My husband and I love watching Parks and Recreation. One of our favorite episodes is when Tom and Donna invite the office social misfit, Ben, along on their annual “treat yo self” day.
One of the things I love about this episode is that it's about spending money on things that others might think are silly, but that you really enjoy.?Retail therapy is a Thing, and it can help you feel good. Of course, the trick is avoiding remorse afterward.
Treat. Yo. Self.
First of all, it makes sense to treat yourself in whatever way you most enjoy. Donna and Tom drag Ben all over the place, and Ben thinks that it's boring and that Ben and Donna are being insane with their money. Tom wonders why he's still mopey. Then Donna has an epiphany and realizes that maybe Ben's idea of fun and silly spending is a little different. And, because I love Batman, I'm in total agreement with Ben's choice. When you go about treating yourself, or spending money in any way, really, it's important to understand yourself and what makes?you tick.
You don't want to spend money on something that someone else thinks is a treat. You want it to be something you enjoy. Additionally, it's important that you avoid judging others for their own financial choices. My husband has no idea why I love traveling so much. He'd rather stay cozily at home and not be bothered. Spending money on travel seems silly to him, even though I love it. But he doesn't get upset when I travel because he knows that it's a way for me to treat myself (since I'm terrible at treating myself to new clothes and other “traditional” retail therapy treats).
The idea of treating yourself isn't to be practical. It's about doing something because you enjoy it. It can be an expensive treat or an inexpensive treat. But it's spending money in a way that you wouldn't necessarily spend it every day, and it should be something that you really like — no matter how silly.
This can provide you with a pick-me-up, and also with a splurge when you are in the middle of trying to save up for something even bigger. A little treat can help you enjoy yourself, feel less deprived, and maintain the motivation you need to move forward with your current plan.
Avoid Remorse When Spending Money
Of course, you also need to avoid feeling remorse when it comes to spending money. If you blow a bunch of money on something silly, or if you let lifestyle inflation creep up on you, your treats aren't really treats, because you regret them. Instead, you need to strike that balance between enjoying spending money on some fun and silly things, and avoiding the tendency to break the bank.

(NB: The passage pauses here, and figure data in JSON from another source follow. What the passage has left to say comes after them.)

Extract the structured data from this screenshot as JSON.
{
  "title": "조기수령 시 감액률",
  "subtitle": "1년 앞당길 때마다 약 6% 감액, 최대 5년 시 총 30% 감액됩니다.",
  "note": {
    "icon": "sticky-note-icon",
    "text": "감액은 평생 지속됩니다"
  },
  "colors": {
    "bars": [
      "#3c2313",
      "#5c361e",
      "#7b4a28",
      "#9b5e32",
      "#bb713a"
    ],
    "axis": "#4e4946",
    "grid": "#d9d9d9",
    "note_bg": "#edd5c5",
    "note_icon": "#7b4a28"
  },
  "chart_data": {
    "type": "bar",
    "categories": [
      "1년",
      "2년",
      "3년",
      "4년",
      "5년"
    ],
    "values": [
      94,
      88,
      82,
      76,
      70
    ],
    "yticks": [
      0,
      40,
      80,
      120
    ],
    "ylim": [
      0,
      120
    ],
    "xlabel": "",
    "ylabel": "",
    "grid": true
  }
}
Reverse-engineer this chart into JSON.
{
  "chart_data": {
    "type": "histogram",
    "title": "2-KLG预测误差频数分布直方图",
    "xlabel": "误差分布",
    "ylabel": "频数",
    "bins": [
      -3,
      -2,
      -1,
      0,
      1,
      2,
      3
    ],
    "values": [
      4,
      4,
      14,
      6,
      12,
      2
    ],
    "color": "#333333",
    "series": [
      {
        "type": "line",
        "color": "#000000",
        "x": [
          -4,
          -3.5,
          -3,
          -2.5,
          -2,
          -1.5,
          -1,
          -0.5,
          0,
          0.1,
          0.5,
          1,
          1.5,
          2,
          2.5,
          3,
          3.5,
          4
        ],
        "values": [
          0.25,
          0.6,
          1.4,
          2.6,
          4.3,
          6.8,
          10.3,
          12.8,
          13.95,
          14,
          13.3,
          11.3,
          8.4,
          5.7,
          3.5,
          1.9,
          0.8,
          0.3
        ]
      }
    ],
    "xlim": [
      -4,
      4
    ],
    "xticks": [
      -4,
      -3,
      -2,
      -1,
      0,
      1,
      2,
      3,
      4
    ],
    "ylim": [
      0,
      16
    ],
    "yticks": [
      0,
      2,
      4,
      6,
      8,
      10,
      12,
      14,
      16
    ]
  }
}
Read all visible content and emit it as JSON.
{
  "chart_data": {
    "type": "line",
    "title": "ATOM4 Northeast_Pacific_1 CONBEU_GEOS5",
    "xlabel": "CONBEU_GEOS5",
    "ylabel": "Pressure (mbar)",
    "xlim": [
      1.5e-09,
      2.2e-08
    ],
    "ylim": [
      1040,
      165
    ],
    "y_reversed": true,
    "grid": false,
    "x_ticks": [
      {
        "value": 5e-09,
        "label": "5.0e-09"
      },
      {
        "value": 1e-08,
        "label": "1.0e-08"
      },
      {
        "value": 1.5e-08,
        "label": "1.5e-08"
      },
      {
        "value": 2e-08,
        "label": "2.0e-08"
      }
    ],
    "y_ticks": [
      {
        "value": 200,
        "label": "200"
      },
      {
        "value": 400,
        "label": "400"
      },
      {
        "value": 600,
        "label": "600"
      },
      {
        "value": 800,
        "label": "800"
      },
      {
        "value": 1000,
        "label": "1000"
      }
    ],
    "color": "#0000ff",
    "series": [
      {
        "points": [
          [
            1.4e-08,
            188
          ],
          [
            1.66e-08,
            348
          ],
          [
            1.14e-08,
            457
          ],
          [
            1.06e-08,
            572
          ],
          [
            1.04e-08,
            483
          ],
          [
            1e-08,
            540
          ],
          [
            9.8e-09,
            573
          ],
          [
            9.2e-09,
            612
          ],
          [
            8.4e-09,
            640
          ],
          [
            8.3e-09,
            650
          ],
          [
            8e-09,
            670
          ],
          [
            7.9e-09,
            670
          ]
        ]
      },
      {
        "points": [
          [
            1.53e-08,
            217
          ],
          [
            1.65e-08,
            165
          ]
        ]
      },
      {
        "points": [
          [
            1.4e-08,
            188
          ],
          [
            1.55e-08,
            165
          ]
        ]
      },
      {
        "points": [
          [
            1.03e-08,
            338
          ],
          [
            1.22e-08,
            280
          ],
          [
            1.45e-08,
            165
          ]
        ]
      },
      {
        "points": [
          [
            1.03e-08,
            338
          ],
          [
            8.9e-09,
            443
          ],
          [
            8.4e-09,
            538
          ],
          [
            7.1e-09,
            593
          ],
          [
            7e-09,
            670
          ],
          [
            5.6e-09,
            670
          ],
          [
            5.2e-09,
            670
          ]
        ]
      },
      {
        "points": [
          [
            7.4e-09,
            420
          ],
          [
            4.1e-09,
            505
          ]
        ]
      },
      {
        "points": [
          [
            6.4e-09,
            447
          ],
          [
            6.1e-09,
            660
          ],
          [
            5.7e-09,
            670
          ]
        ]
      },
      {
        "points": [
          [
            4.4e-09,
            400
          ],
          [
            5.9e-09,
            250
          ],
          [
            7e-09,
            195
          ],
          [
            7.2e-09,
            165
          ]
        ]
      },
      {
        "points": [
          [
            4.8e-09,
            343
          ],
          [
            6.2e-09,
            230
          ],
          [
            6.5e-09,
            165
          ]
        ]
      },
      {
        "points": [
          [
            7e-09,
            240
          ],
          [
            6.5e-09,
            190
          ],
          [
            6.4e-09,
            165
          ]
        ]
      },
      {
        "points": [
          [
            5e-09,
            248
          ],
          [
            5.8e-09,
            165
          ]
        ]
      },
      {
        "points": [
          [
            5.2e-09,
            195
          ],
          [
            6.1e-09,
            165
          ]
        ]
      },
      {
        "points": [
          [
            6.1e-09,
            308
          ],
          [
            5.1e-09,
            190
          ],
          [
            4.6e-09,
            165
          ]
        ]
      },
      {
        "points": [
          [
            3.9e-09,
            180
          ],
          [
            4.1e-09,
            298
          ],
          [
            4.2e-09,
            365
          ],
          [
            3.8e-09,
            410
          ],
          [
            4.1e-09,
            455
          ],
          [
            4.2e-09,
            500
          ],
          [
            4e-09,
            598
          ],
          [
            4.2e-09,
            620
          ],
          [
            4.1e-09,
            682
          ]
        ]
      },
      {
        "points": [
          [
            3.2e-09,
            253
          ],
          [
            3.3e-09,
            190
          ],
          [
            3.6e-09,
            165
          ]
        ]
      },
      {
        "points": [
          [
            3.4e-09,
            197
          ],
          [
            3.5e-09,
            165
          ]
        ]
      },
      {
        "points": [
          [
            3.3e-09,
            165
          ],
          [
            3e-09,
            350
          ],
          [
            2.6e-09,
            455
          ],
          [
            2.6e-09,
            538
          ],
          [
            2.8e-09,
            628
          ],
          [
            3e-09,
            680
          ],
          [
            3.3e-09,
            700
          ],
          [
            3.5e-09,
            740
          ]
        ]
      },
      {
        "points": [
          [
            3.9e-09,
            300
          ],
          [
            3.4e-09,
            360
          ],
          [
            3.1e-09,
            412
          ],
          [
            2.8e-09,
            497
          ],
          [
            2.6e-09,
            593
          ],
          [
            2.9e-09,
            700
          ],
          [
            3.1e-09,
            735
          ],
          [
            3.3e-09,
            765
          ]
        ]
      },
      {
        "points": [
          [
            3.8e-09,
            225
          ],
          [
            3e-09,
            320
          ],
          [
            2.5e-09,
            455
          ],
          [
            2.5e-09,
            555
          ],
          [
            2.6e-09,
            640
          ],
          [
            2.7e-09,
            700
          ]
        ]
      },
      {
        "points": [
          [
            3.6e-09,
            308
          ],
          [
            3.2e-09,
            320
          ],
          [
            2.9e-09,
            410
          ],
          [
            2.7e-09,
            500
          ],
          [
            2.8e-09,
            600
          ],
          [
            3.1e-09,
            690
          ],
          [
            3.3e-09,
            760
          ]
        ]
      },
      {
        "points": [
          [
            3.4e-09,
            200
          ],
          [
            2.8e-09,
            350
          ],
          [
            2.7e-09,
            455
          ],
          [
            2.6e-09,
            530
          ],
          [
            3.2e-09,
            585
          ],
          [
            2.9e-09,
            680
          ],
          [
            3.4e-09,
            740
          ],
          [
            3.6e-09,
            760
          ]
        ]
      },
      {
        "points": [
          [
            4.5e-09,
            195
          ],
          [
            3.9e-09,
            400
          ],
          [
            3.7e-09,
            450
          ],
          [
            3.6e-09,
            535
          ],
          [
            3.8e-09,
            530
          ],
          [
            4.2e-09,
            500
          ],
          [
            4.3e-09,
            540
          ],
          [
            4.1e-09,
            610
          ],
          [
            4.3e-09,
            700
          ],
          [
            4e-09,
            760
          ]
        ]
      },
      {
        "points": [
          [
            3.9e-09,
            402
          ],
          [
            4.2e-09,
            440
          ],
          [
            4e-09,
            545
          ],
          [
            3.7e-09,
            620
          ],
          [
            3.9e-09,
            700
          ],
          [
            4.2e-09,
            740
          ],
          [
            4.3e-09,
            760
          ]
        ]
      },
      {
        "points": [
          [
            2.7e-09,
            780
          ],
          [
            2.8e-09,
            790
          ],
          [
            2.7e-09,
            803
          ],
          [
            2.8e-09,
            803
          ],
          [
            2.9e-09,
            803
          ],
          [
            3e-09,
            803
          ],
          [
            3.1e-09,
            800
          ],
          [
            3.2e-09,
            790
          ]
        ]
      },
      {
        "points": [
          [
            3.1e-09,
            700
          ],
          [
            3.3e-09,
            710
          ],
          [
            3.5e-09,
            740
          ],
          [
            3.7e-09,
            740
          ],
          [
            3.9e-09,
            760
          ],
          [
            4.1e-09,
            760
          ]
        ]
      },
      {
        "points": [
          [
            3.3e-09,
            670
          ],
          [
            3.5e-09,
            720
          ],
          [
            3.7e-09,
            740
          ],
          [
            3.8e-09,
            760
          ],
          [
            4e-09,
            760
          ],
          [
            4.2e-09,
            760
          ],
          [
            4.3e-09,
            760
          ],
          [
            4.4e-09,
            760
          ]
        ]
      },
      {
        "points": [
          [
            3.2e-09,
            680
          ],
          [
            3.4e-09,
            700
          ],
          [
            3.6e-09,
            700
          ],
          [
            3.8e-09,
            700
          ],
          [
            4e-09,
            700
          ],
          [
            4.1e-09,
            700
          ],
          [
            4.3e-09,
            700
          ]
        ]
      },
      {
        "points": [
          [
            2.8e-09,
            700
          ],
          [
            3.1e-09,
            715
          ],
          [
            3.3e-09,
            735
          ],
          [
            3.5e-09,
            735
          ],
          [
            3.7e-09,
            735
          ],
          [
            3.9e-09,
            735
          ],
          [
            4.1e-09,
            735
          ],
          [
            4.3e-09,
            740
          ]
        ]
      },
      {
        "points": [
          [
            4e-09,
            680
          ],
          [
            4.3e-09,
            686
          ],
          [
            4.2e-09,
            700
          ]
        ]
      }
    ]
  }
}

If you're going to get used to spending money regularly, it can make sense to create a “fun” fund for yourself. This way, you can ensure that when you decide to spend on something silly, you have the ability to do so without breaking your budget. It's also possible to save up for a specific item or adventure, if you plan in advance.
While it would be nice to be like characters on a TV show and just spend insane amounts of money on whatever you want, the reality is that you probably have to rein it in a little, depending on what you can afford, and what makes sense for you. After moving out here, before the sale of our home closed and when we were getting settled, I couldn't just treat myself to any old thing. I had to watch the bank account, since we had several unexpected expenses, and double the housing costs. Take into account your situation, and either work toward something specific, or create a fun fund for more spontaneous treats. But in any case, be sure that you aren't going into debt just to treat yourself.
There's no reason to feel guilty about spending money on something impractical that gives you a boost. But you do need to make sure you keep your spending within reason. Get used to occasionally treating yourself, and doing it in a financially responsible manner, and you might be surprised at how much better you feel about your life and your money.